Meanwhile, the Heat Wave book launch means the deal with the police is done, and Castle and Beckett keep butting heads over it-- he's got an offer to relaunch 'a certain British spy' and wants to take it, but doesn't want to leave Beckett; she thinks he wants her to tell him to do it, and has this image of not wanting to put up with him anymore, so she keeps insisting that she'll be fine and even relieved to see him go. This hurts his feelings because he likes working with her and thinks he's been more use than that, and hurt feelings make him snarky. Snarkiness makes her angry, and so she's insisting more firmly that he's just in the way. And so on and so forth until the case is solved and they have to part ways. And they're very civil about it. They both have things to say, you can see it in the awkward way they both keep almost saying things and then not doing so, but they shake on it and prepare to go their separate ways. It's sad because they like each other (though it's probably not at a capital-L level yet, though his agent saw how he was looking at her and told him to get it over with already), and they're both misinterpreting the situation, but neither will just admit that they want to stay together.
So, sad all around.
But in the end of the case, they get the kid's read dad (the dead woman's ex husband) and his supposed-mom (the doctor's wife, now effectively widowed by his life imprisonment for murder) together so he can meet his actual son and tell her about her actual son. And my head immediately gave them a shared-trauma-leads-to-unlikely-love happily ever after. And Becett and Castle get simultaneous calls from their bosses informing them that Nikki Heat is through the roof and they want three more books, and so they're still together whether they want to or not-- which causes anger and consternation that's really there to cover up relief.

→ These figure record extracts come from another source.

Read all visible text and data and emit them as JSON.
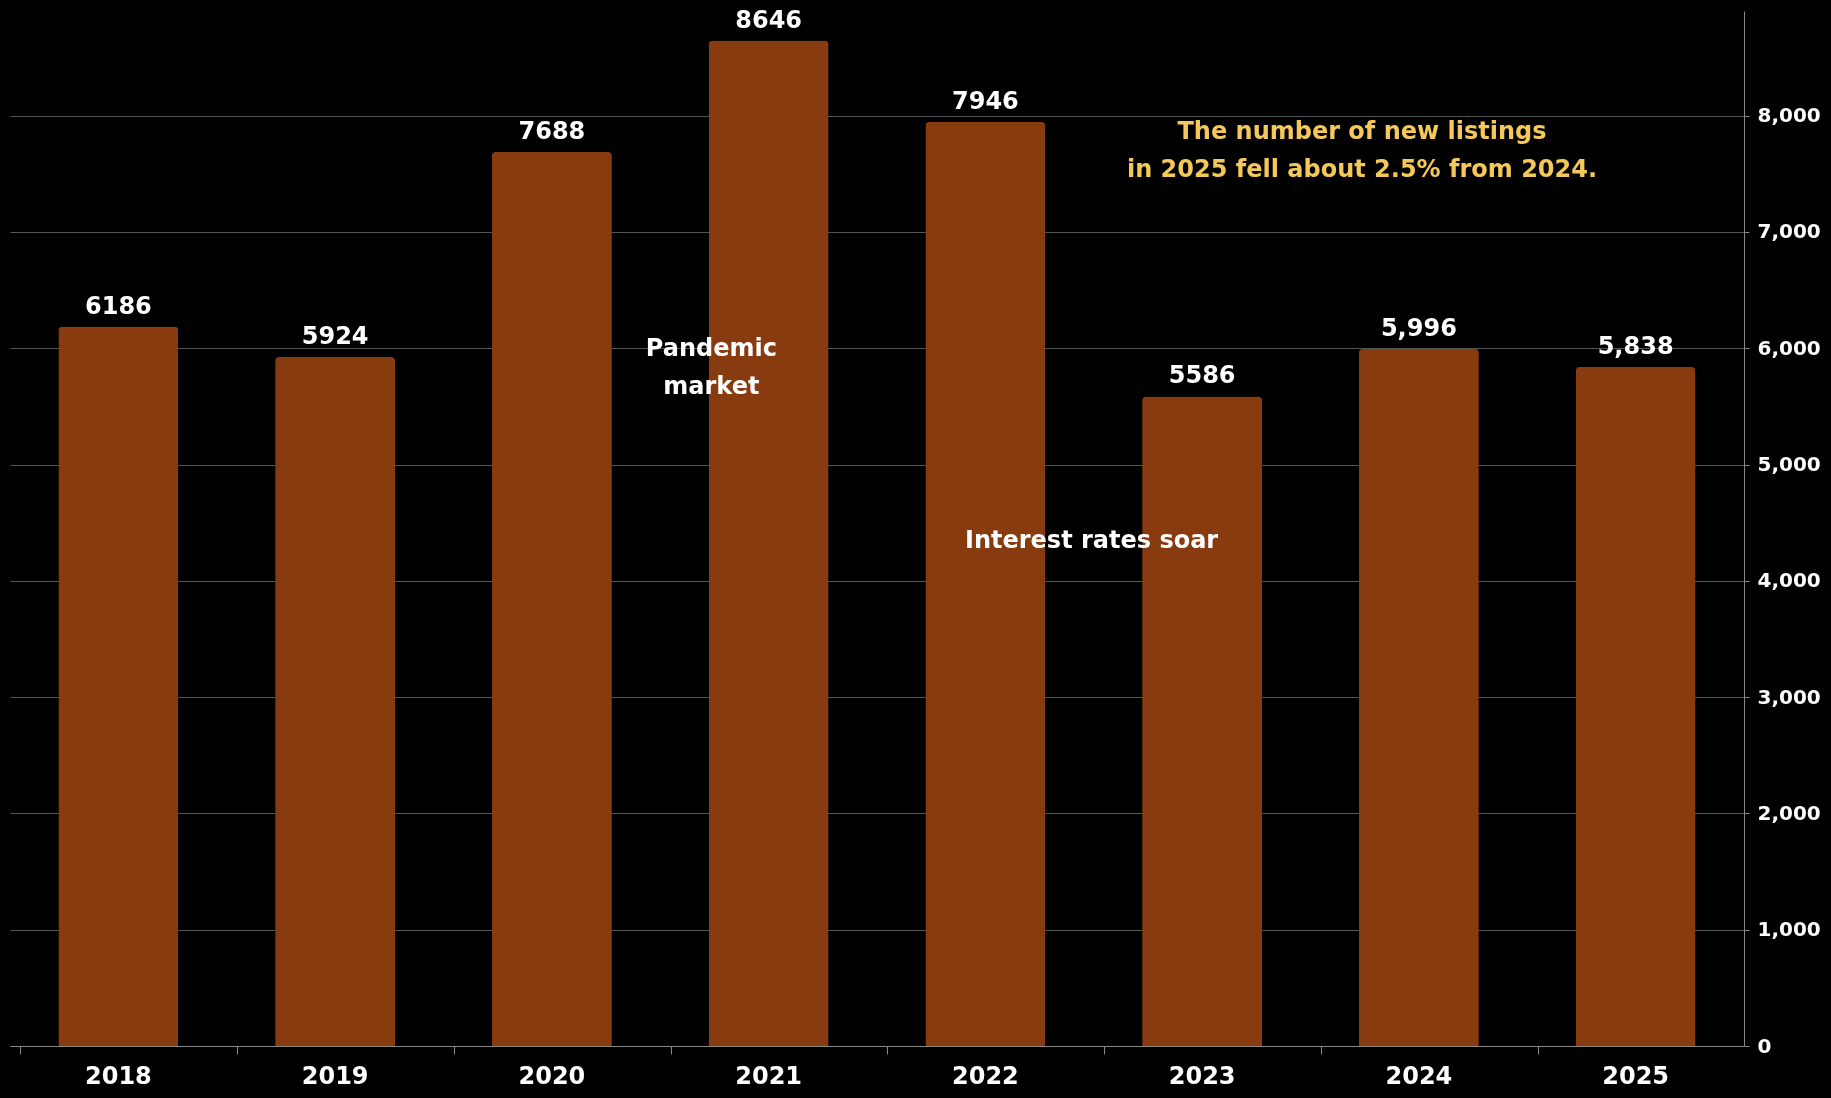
{
  "chart_data": {
    "type": "bar",
    "categories": [
      "2018",
      "2019",
      "2020",
      "2021",
      "2022",
      "2023",
      "2024",
      "2025"
    ],
    "values": [
      6186,
      5924,
      7688,
      8646,
      7946,
      5586,
      5996,
      5838
    ],
    "value_labels": [
      "6186",
      "5924",
      "7688",
      "8646",
      "7946",
      "5586",
      "5,996",
      "5,838"
    ],
    "color": "#873b0e",
    "ylim": [
      0,
      8900
    ],
    "yticks": [
      {
        "value": 0,
        "label": "0"
      },
      {
        "value": 1000,
        "label": "1,000"
      },
      {
        "value": 2000,
        "label": "2,000"
      },
      {
        "value": 3000,
        "label": "3,000"
      },
      {
        "value": 4000,
        "label": "4,000"
      },
      {
        "value": 5000,
        "label": "5,000"
      },
      {
        "value": 6000,
        "label": "6,000"
      },
      {
        "value": 7000,
        "label": "7,000"
      },
      {
        "value": 8000,
        "label": "8,000"
      }
    ],
    "grid": "y",
    "annotations": [
      "Pandemic market",
      "Interest rates soar",
      "The number of new listings in 2025 fell about 2.5% from 2024."
    ]
  }
}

Yay! They're still a team! It looked almost like they were actually going to split them up and make me suffer through episodes where they're doing separate things and have to work their way back together after only five episodes.
I really liked this ep. I love how Castle and Beckett are gravitating toward each other mostly against their own better judgement. And I like how their snarking covers the fact that they actually do respect each other and are starting to blur into something like a real friendship with tinges of the sexual tension that was always there. I think they can go far. People like tension in their TV shows, sure, but I don't think it has to be chaste forever-- remember Remington Steele? This could totally go that way: no actual consummation, but the occasional making out, the embroilment of emotions, and the constant reminder that she's in a dangerous line of work and he's not quite trustworthy. Maybe that's why I like this show so much-- it's like RS, and there hasn't been something like that since it went off the air. Most things that try to walk that line wind up in Moonlighting land where there's too much snark, too much fighting, and not enough love and deepening respect. I think this show is good-hearted enough to walk the line and avoid Moonlighting hell.